Parcelhero is set to launch its Parcelhero Pro SaaS (Software as a Service) platform in Q2, which aims to help transport and storage companies enable their retail partners to reduce their carbon footprint and interact more effectively with customers. 

The group is currently looking for investors to back the launch, via an equity funding campaign on fundraising and investment platform Floww. 

David Jinks, Parcelhero head of consumer research, said: ”The launch of Parcelhero Pro this spring will give retailers and transport and storage companies the means to cut emissions by significantly reducing missed deliveries.

”The platform will also enable them to interact with customers and provide new services – while avoiding large-scale in-house tech initiatives and spending.

‘With Parcelhero Pro, businesses will be able to ship in bulk, optimise cost and completely outsource their after-sales customer support.

”Parcelhero Pro is set for launch in Q2 2024 and investors are now able to fund the growth and marketing of the new platform.”

Jinks added: ”The Parcelhero Group has already outpaced all its competitors with 21% compound annual growth rate (CAGR) in revenue between 2019 and 2022, making it the UK’s fastest-growing logistics comparison group.

‘Parcelhero is looking to achieve initial funding of £700k to ensure Parcelhero Pro’s successful market debut. For the first time in its history, it is offering investors a chance to back this established, highly profitable logistics business.”

Jinks said Parcelhero Pro SaaS will help the transport and storage operators catch up with other sectors in the use of AI and also help the sector catch up with other industries in delivering carbon cutting services to their customers.

He pointed to new figures from the Office for National Statistics (ONS) which show that while more transportation and storage companies have a net zero emissions target than any other sector (8%) transportation companies have introduced fewer green initiatives than most other sectors.

Jinks said: ”In fact, compared to similar business sectors such as manufacturing and retail, transport companies have taken fewer steps to electrify their fleets (7%), adjust heating systems (16.8%), install smart meters (10.8%) or introduce renewable energy sources (2.1%).” 

The figures also show that logistics companies are falling behind in the adoption of AI. Jinks noted that, while one in seven (14%) of businesses reported that they are using some form of artificial intelligence technology, up from 10% in December 2023, fewer transportation companies are using AI technologies than any other business sector, with 91.3% of transportation & storage firms not using any form of AI.

He said: ”While a significant 31.1% of retail companies are using AI to provide or personalise their products and services to customers, the number of transportation companies using AI for their customer services or as a way of gaining new customers was so small it failed to register as a result in the survey.

”Retailers of all sizes want to see smarter and more informative post-sale logistics and final mile communications with customers but, currently, their transport partners are lagging behind in this area.

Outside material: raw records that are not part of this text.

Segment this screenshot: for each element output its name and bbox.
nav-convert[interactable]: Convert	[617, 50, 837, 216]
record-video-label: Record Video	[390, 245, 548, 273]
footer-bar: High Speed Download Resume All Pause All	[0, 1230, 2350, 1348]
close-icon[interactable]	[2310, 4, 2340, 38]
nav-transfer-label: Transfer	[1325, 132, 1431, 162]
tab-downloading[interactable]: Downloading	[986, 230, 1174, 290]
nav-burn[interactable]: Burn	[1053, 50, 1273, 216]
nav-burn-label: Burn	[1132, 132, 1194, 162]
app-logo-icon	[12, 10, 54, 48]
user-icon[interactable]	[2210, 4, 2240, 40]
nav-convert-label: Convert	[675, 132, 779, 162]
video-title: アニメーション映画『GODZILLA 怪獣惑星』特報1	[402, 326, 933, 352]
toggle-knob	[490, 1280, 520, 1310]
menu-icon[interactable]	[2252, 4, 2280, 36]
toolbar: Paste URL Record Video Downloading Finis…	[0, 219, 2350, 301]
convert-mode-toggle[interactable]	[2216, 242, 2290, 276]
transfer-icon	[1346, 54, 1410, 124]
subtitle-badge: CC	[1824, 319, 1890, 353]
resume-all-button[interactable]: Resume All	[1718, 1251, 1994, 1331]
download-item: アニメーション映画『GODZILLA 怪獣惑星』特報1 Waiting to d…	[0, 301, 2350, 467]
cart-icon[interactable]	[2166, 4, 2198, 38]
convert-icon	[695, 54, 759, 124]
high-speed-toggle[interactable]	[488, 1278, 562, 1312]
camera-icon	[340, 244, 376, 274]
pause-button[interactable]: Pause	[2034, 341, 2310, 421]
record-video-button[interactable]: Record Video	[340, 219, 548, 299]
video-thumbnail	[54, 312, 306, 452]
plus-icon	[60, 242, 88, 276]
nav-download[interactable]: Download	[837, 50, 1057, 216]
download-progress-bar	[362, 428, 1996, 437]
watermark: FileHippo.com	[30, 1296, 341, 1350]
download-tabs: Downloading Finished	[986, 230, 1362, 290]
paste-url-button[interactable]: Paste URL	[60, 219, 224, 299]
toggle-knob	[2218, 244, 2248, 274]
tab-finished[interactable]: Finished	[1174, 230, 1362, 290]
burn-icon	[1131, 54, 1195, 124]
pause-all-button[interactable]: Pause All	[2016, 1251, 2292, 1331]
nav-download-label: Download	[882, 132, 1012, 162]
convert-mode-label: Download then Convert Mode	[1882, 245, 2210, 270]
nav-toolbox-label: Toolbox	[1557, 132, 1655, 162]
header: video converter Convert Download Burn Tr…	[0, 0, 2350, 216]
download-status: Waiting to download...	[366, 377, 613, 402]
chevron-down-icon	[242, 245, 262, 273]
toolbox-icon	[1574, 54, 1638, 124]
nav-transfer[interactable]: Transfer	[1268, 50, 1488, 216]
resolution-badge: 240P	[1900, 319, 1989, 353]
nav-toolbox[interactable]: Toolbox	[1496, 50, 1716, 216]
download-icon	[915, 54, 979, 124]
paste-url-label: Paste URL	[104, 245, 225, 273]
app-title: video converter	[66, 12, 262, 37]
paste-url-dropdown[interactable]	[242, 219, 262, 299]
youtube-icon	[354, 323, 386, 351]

”That situation doesn’t look like it’s getting better any time soon. Fewer transport companies are planning to authorise capital expenditure to reach new customers than any other sector except construction, real estate and support services. Crucially, transport and storage sector companies are the most likely to say cost is the reason for not adopting new tech such as AI (11.5%).

”The figures highlight just how far transport companies are lagging behind similar sectors. For example, 16.8% of manufacturers have developed their own AI projects and 24.5% are using external or SaaS software.

”Similarly, 5.5% of retailers have developed their own AI projects and 27% have bought off-the-shelf or SaaS programs. In comparison, the amount of transport companies adopting these technologies, either in-house or externally, was again so small it didn’t register.

”Retailers will be anxious to ensure that their post-sales service and communications, which are often in the hands of their delivery partners, don’t fall significantly short of their overall customer experience,” Jinks warned.